- Kolom Khusus Ketut Muhammad Suharto
CERITA tentang Pegayaman dalam dinamika perkembangannya, tidak pernah putus dari aktivitas penting dan menarik untuk disimak. Salah satu kenangan masa lampau di saat usia Kemerdekaan masih muda, adalah peristiwa kunjungan Gubernur Sunda Kecil ke Pegayaman.
Nama Gubernur Sunda Kecil itu Teuku Daudsjah. Ia memerintah Provinsi Sunda Kecil yang meliputi Bali dan Nusa Tenggara. Teuku Daudsjah menjadi Gubernur Sunda Kecil pada pada tahun 1957 hingga 1958. Tepatnya, ia mulai menjabat 4 Mei 1957 dan berakhir 20 Desember 1958.
Setelah itu, Provinsi Sunda Kecil dipecah menjadi tiga daerah. Pada tanggal 14 Agustus 1958 lahir Provinsi Bali. Menyusul pada tanggal 17 Desember 1958 Provinsi Nusa Tenggara Barat, dan pada tanggal 20 Desember 1958 Provinsi Nusa Tenggara Timur.
Ada kisah menarik saat Teuku Daudsjah menjadi Gubernur Sunda Kecil. Kisah ini menjadi catatan sejarah dan cerita rakyat di Pegayaman. Catatan itu diabadikan menjadi catatan di Kantor Desa Pegayaman hingga saat ini.
Kisah tersebut yakni ketika Gubernur Teuku Daudsjah berkunjung ke Pegayaman. Itu terjadi pada tahun 1958.
Yang menjadi cerita menarik, seperti dituturkan para penglingsir Pegayaman, bahwa pada tahun jadul itu, Pegayaman sudah menjadi perhatian para pemimpin penting. Hal ini mengundang suatu pertanyaan, apa yang membuat para pemimpin wilayah ini tertarik mengunjungi Pegayaman?
Padahal bisa dibayangkan kondisi Pegayaman pada saat itu. Belum ada jalan besar. Sementara jembatan yang menghubungkan diantara sungai di Pegayaman hanyalah terbuat dari bambu sebatang.
Apakah yang membuat daya tarik Pegayaman untuk dikunjungi? Analisa penulis, karena Pegayaman merupakan desa mayoritas penduduknya Islam yang taat dan fanatik, berada di tengah mayoritas penduduk pulau Bali yang Hindu.
Insyaallah Gubernur Teuku Daudsjah merupakan seorang Muslim yang merasa bersaudara dan rasa saling menyatu dalam persaudaraan iman dan Islam.

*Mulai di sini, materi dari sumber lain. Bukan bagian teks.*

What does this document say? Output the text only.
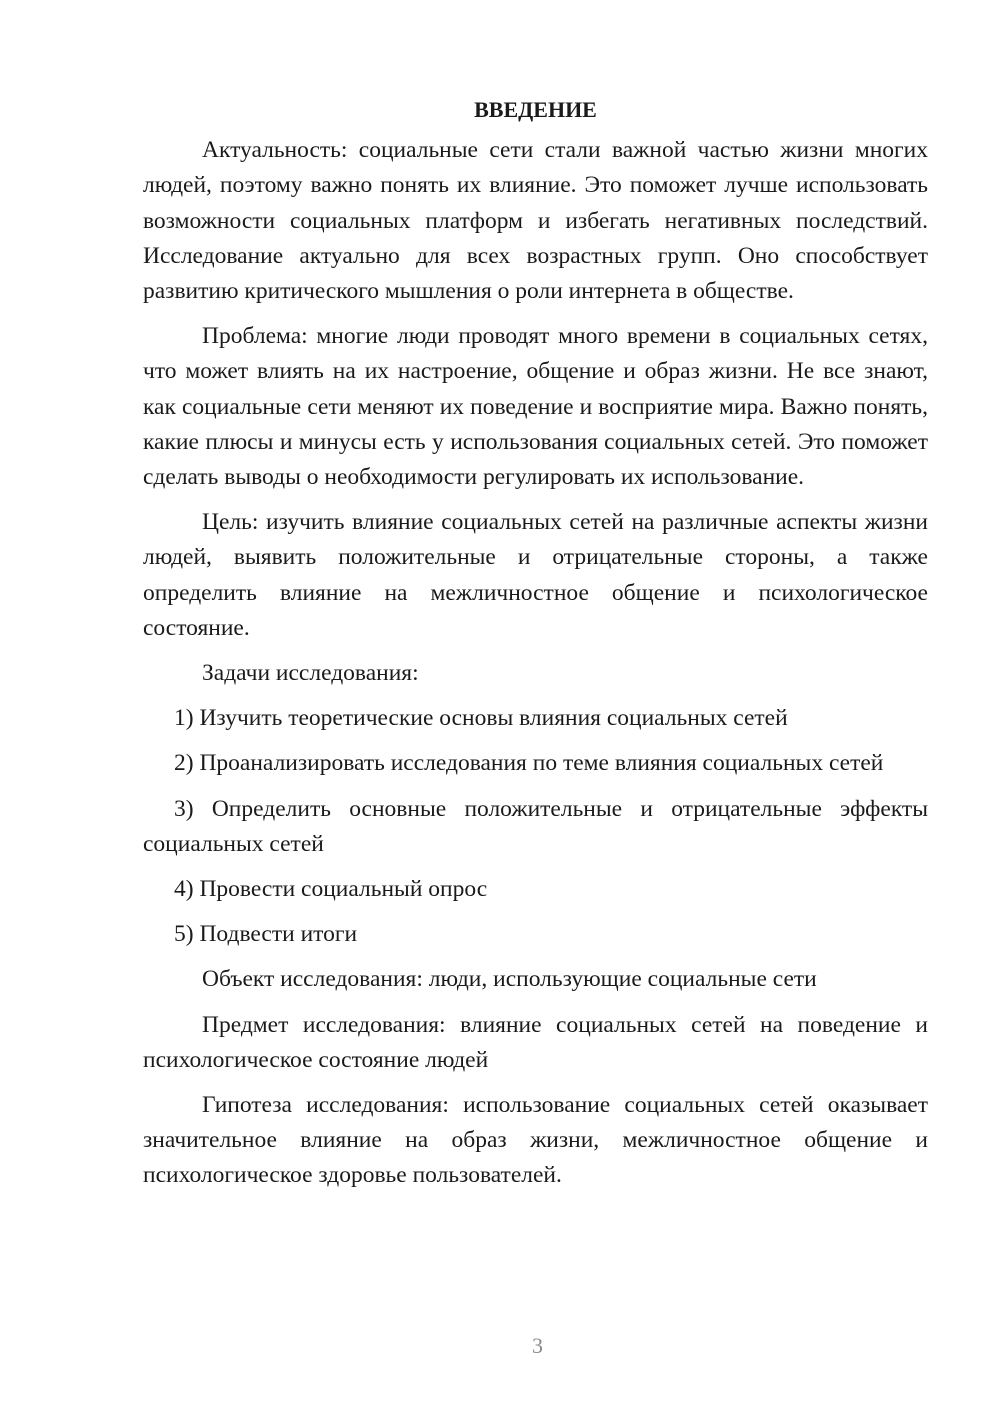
ВВЕДЕНИЕ

Актуальность: социальные сети стали важной частью жизни многих людей, поэтому важно понять их влияние. Это поможет лучше использовать возможности социальных платформ и избегать негативных последствий. Исследование актуально для всех возрастных групп. Оно способствует развитию критического мышления о роли интернета в обществе.

Проблема: многие люди проводят много времени в социальных сетях, что может влиять на их настроение, общение и образ жизни. Не все знают, как социальные сети меняют их поведение и восприятие мира. Важно понять, какие плюсы и минусы есть у использования социальных сетей. Это поможет сделать выводы о необходимости регулировать их использование.

Цель: изучить влияние социальных сетей на различные аспекты жизни людей, выявить положительные и отрицательные стороны, а также определить влияние на межличностное общение и психологическое состояние.

Задачи исследования:

1) Изучить теоретические основы влияния социальных сетей

2) Проанализировать исследования по теме влияния социальных сетей

3) Определить основные положительные и отрицательные эффекты социальных сетей

4) Провести социальный опрос

5) Подвести итоги

Объект исследования: люди, использующие социальные сети

Предмет исследования: влияние социальных сетей на поведение и психологическое состояние людей

Гипотеза исследования: использование социальных сетей оказывает значительное влияние на образ жизни, межличностное общение и психологическое здоровье пользователей.

3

Yang menarik lagi, saat Gubernur Teuku Daudsjah menuju Desa Pegayaman, beliau ditandu oleh warga Pegayaman dari pertigaan Desa Pumahan menuju ke Desa Pegayaman. Inilah yang menjadi cerita rakyat di Pegayaman sampai sekarang.
Gubernur Teuku Daudsjah saat itu ditandu karena jalan menuju ke Pegayaman masih merupakan jalan setapak dari pertigaan Pumahan dan jembatannya terbuat dari bambu.
Kedatangan Gubernur Teuku Daudsjah ke Pegayaman diabadikan oleh seorang warga dengan memberi nama pada anaknya yakni Daudsjah. Anak tersebut lahir tepat pada saat Gubernur Teuku Daudsjah berkunjung ke Desa Pegayaman.
Peristiwa kedatangan Gubernur Teuku Daudsjah ke Pegayaman pada tahun 1958 tersebut membuktikan bahwa Pegayaman semenjak dari zaman dahulu menjadi perhatian semua kalangan. Itu karena peran penting Pegayaman pada masa Kerajaan Buleleng, yang menjadi bagian penting dari pasukan I Gusti Ngurah Panji Sakti dalam mempertahankan wilayah kerajaannya dari tahun 1648.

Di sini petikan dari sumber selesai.